I am afraid that I am not yet in a position to state when the Act will be brought fully into force, as the draft regulations remain subject to your Lordships’ approval and to approval in the other place. Nevertheless, I can say that, subject to allowing all parties affected no less than three months from the making of the regulations in which to prepare for commencement, the Government’s intention is to bring the 2010 Act, as amended by the 2015 Act and by what will then be the Third Parties (Rights against Insurers) Regulations 2016, into force as soon as reasonably practicable. I beg to move.
I am grateful to the Minister for his explanation and also for bringing this set of regulations forward for our consideration and for the House’s approval in due course. It is an extremely important area which I think anybody practising in the common-law field values very much. I have only one question and that is to ask for reassurance in relation to part of Regulation 3, which deals with the relevant bodies in insolvency or administration under sectoral legislation. This is an extremely sophisticated area of law and I join in the Minister’s congratulations to all those who have played a part in putting all this together.
A feature of the list of enactments set out in Schedule A1 is that all except the last deal with areas of regulation which are common to the United Kingdom, with the special provisions made in the case of Northern Ireland which are set out in the schedule. Aviation, energy, financial services, postal services and railways apply equally to Scotland as they do to England and Wales. But the question of water and sewerage has occurred to me, because Scotland, I believe, has its own legislation relating to sewers and water: there is the Water (Scotland) Act, the date of which escapes me, and I believe that there is a sewerage Act for Scotland as well.
I fear that without detailed research, which is beyond my resources at the moment, I am not sure whether the Scottish legislation provides for administration under a legislative scheme. I am fairly confident that the Water Industry Act 1991, referred to here, does not extend to Scotland. It may well be that those who have been looking at this in detail have reassured themselves that there is no need for a mention of the Scottish legislation, perhaps because it does not actually provide for this kind of administration. If that is right, of course I understand why there is no mention of those statutes, but it might be as well to be absolutely sure that there is not a gap here that ought to be plugged before the regulations are brought into force.

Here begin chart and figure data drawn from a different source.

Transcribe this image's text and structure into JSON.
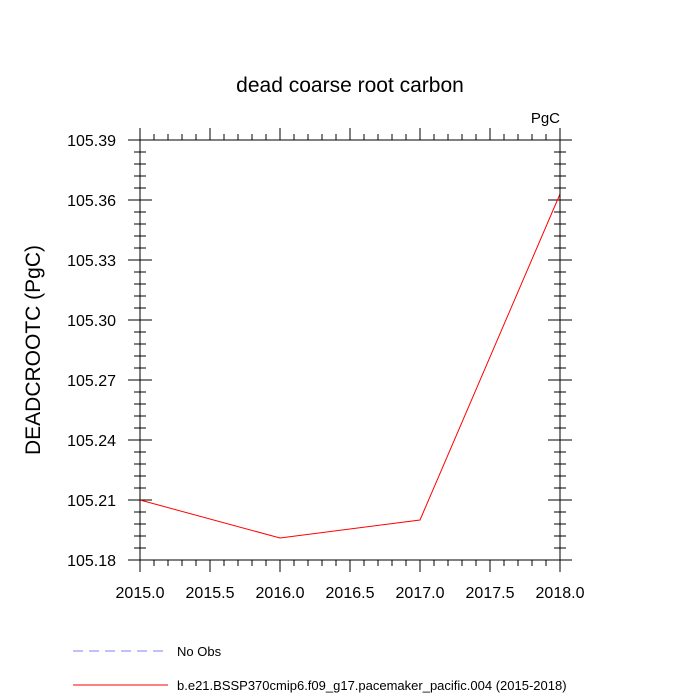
{
  "chart_data": {
    "type": "line",
    "title": "dead coarse root carbon",
    "units_label": "PgC",
    "xlabel": "",
    "ylabel": "DEADCROOTC  (PgC)",
    "xlim": [
      2015.0,
      2018.0
    ],
    "ylim": [
      105.18,
      105.39
    ],
    "x_ticks": [
      "2015.0",
      "2015.5",
      "2016.0",
      "2016.5",
      "2017.0",
      "2017.5",
      "2018.0"
    ],
    "y_ticks": [
      "105.18",
      "105.21",
      "105.24",
      "105.27",
      "105.30",
      "105.33",
      "105.36",
      "105.39"
    ],
    "grid": false,
    "legend_position": "bottom",
    "series": [
      {
        "name": "No Obs",
        "color": "#8080ff",
        "dash": "dashed",
        "x": [],
        "y": []
      },
      {
        "name": "b.e21.BSSP370cmip6.f09_g17.pacemaker_pacific.004 (2015-2018)",
        "color": "#ff0000",
        "dash": "solid",
        "x": [
          2015,
          2016,
          2017,
          2018
        ],
        "y": [
          105.21,
          105.191,
          105.2,
          105.363
        ]
      }
    ]
  }
}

That aside, I regard this as a very fine piece of fine-tuning which I am sure will be greatly welcomed in order to avoid any further gaps in the valuable legislation.
I am very grateful for those observations and for the support for the regulations which was expressed by the noble and learned Lord, Lord Hope, and by the noble Lord, Lord Bach. As I am sure many in the Committee well remember from what became the 2010 Act, the noble Lord has been involved in this for some time and is familiar with this complex area of law.
The noble and learned Lord, Lord Hope, with his customary forensic skill, identified the absence of a specific reference to water and sewerage in Scotland. The question is whether the Scottish legislation needs to be mentioned. The UK Government have consulted the Scottish Government and the Accountant in Bankruptcy about the water legislation, and are content that no special mention is necessary. I am none the less extremely grateful to the noble and learned Lord for having mentioned it. This is such a complex area that it is not impossible to omit something, although I glad that in this instance it had been specifically considered.
The noble Lord, Lord Bach, made a number of comments, and I very much echo what he said in tribute to those who work in this area in the Ministry of Justice, and the extreme skill and dedication that they have to it. I am grateful for this comments in that respect. As to his specific questions, the use of the word “general” was not, as I understand it, in any sense supposed to imply that while they generally approved of it, they did not approve of specific aspects of it. As he may remember, the 2010 Act represents a compromise between insurers and claimants, designed by the Law Commission after extensive consultation.
The changes made in the Insurance Act 2015, and to be made in these draft regulations, are supported both by the ABI and APIL, as the noble Lord said. Both have expressed the clear view that they would like these regulations to be brought into force as soon as possible—there is no reservation about it. Therefore, the use of “general” in the Explanatory Notes is supposed to convey that. I accept that there could conceivably be considered to be some ambiguity, but I assure noble Lords that there is not.
I can confirm that the charitable sector, along with all stakeholders, is content with the change in the law which this will bring into effect.
Finally, the noble Lord asked about the impact assessment and, in particular, paragraph 10 of the Explanatory Memorandum. The point made in paragraph 10.4 is that the costs are,
“not easy to quantify … The Ministry … expects that when 2010 Act, as amended by the Insurance Act 2015 and the Regulations is commenced, it will generate a small net benefit to business”—
mainly insurers and claimants because of the ease with which the process should now be able to be undertaken—
“but that any aggregate impacts will be significantly less than £1 million per annum”.
The Explanatory Memorandum goes on to explain that,
“the circumstances added by the Regulations will probably only account for a fraction of this. However, we do not know how often these circumstances will apply; how many people will be affected”.
However, it seems that it comes well within the range of those regulations that do not require a specific impact assessment.
Our submission is that these regulations are very much to be welcomed. I am grateful for all the hard work that has gone into providing their final realisation during what has been quite a long process to get here. They will extend the scope of the 2010 Act to include the specific sectoral insolvency and administration regimes and most dissolved bodies, and the benefits of the 2010 Act will now be delivered without exposing some claimants who are protected by third-party legislation to a worse situation than they currently are in because of the omissions in the original Act. In those circumstances, I commend the draft regulations to the House.